I do not know everything about the darkness that you have brought with you today. But I do know that Scripture is clear, darkness is a temporary phenomenon. Psalm 30 declares that weeping may last for the night, but joy comes in the morning.
In the nativity story, John the Baptist’s father, Zechariah, sings a song of praise to God which proclaims that:
Because of God’s deep compassion,
The dawn from heaven will break upon us,
To give light to those who are sitting in darkness
and in the shadow of death,
to guide us on the path of peace.
(Luke 1:78-79)
Before Jesus was even born, the prophet knew that the night was almost over—a light was coming. This can be hard to see in the midst if the darkness. When all around you are shadows, it is easy to forget that there is a light. It is easy to get lost in the darkness, however, the story of Christmas is that a light “did come into our world.” That light did not wait until our eyes had adjusted to the dark. It did not ask us to leave the darkness and come into the light, it came to us instead.

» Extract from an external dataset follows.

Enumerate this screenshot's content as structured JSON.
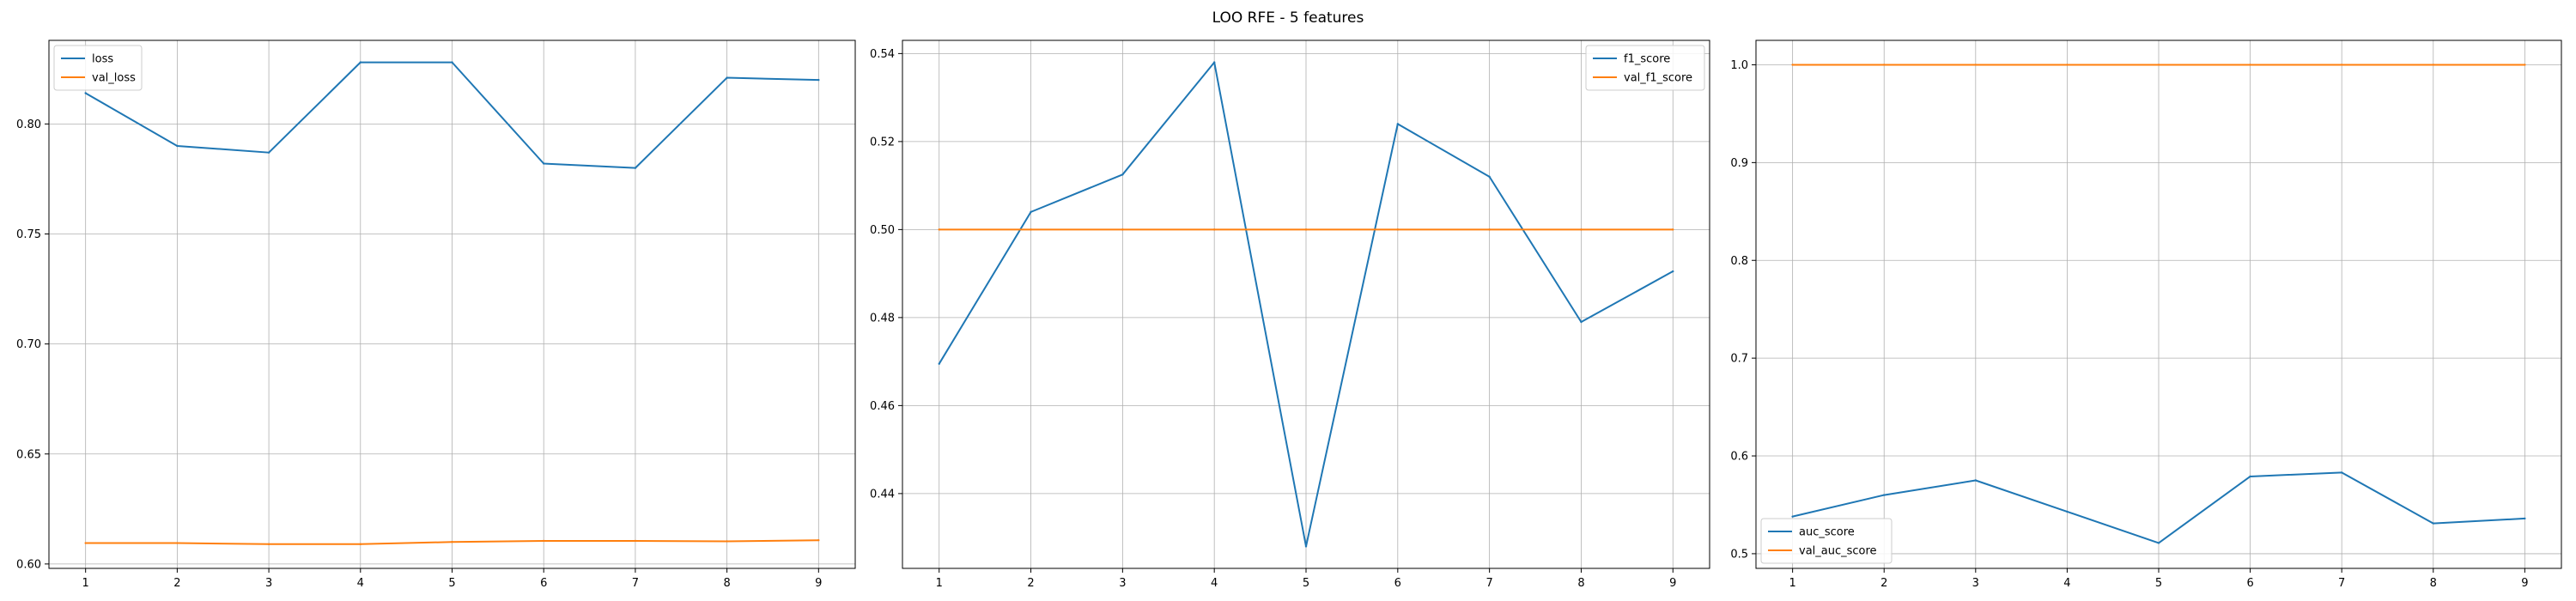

Hear again John’s declaration about the light:
“What came into being through the Word was life, and the life was the light for all people. The light shines in the darkness, and the darkness doesn’t extinguish the light.,,,The true light that shines on all people was coming into the world.
(John 1:3b-5,9)
This is the core of the story. Even in the dark world the light appeared to Mary and Joseph, to shepherds, to wise men and now to us. And that Light cannot be overcome by our darkness, but instead, that Light enters into where we are and makes his home among us so that we know that no matter how dark our lives get we are not alone.
As you go throughout this holiday season, as you see the lights on houses and trees and everywhere else, I pray that you would be reminded that Jesus has come to be with you in the darkness and lead you forward wherever you need to go.
(Note: I am grateful to Barbara Brown Taylor’s book, “Learning to Walk in the Dark” for being a helpful thought partner and a general good read.)